Aproveitei os movimentos da cidade — a bordo do Coletivo — por caminhos conhecidos... do Centro — e sua arquitetura antiga-amontoada-modorrenta — à Zona Sul — suas elegantes alamedas a se oferecer aos pés... e os caprichosos cafés entre esquinas a me convidar para horas de leitura-escrita-café... 

Enquanto o ônibus acessava a vinte e três de maio... me misturava aos ensaios escritos por Susan Sontag entre 1981 e 2001 — devidamente esparramos por 446 páginas. 

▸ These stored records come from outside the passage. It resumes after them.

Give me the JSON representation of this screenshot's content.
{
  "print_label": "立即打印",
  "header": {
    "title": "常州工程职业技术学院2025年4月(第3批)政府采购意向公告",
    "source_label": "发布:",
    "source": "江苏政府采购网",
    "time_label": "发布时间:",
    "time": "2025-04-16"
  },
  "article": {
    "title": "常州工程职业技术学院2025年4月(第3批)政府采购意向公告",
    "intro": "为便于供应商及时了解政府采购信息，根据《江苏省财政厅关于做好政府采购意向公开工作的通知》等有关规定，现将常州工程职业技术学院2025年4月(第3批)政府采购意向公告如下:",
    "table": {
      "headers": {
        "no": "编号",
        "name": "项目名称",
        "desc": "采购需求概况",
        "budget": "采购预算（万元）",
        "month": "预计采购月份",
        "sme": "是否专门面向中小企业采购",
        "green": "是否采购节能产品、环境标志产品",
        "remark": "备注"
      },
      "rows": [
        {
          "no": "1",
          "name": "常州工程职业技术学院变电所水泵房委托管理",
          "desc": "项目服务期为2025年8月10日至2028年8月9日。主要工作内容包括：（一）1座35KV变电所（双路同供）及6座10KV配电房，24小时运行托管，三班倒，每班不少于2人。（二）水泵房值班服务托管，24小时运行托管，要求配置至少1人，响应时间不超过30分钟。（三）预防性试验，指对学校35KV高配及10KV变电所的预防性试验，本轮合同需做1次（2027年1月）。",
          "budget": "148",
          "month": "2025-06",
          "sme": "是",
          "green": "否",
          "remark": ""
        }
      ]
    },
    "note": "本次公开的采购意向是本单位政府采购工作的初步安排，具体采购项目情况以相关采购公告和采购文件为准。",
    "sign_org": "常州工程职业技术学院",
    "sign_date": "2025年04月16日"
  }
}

O livro “questão de ênfase” — um dos últimos a ser organizados-publicados pela autora — nos afronta e parece inventado para nos arrancar de nossa impiedosa zona de conforto. Não é possível permanecer indiferente a voz firme-forte da autora, que diz-escreve o que pensa-sente a respeito das coisas do mundo, como se tudo estivesse a sua espera para contestar-criticar ou apenas nos apresentar. 

Gosto imenso de seu grito agudo diante de uma realidade frágil-comum, com a qual ninguém quer mexer porque é como um enxame de abelhas. 

Susan, no entanto, parece não se importar com os ferrões... e se mostra disposta a fazer uso de toda a sua paixão-sensibilidade-e-criatividade ao falar-escrever sobre a literatura moderna-contemporânea, sem se render aos livros-frutos do mercado, dando preferência a produções fora dos centros dominantes. 

É admirável como Susan não nos cala com sua voz firme-forte, pelo contrário, nos convoca ao embate-debate de idéias, nos obrigando a reflexão. 


Que falta faz a esse tempo de discursos viciados, alguém que faça uso desse elemento introduzido por Sartre, aprimorado por Said, Vidal, Susan... e outros poucos. 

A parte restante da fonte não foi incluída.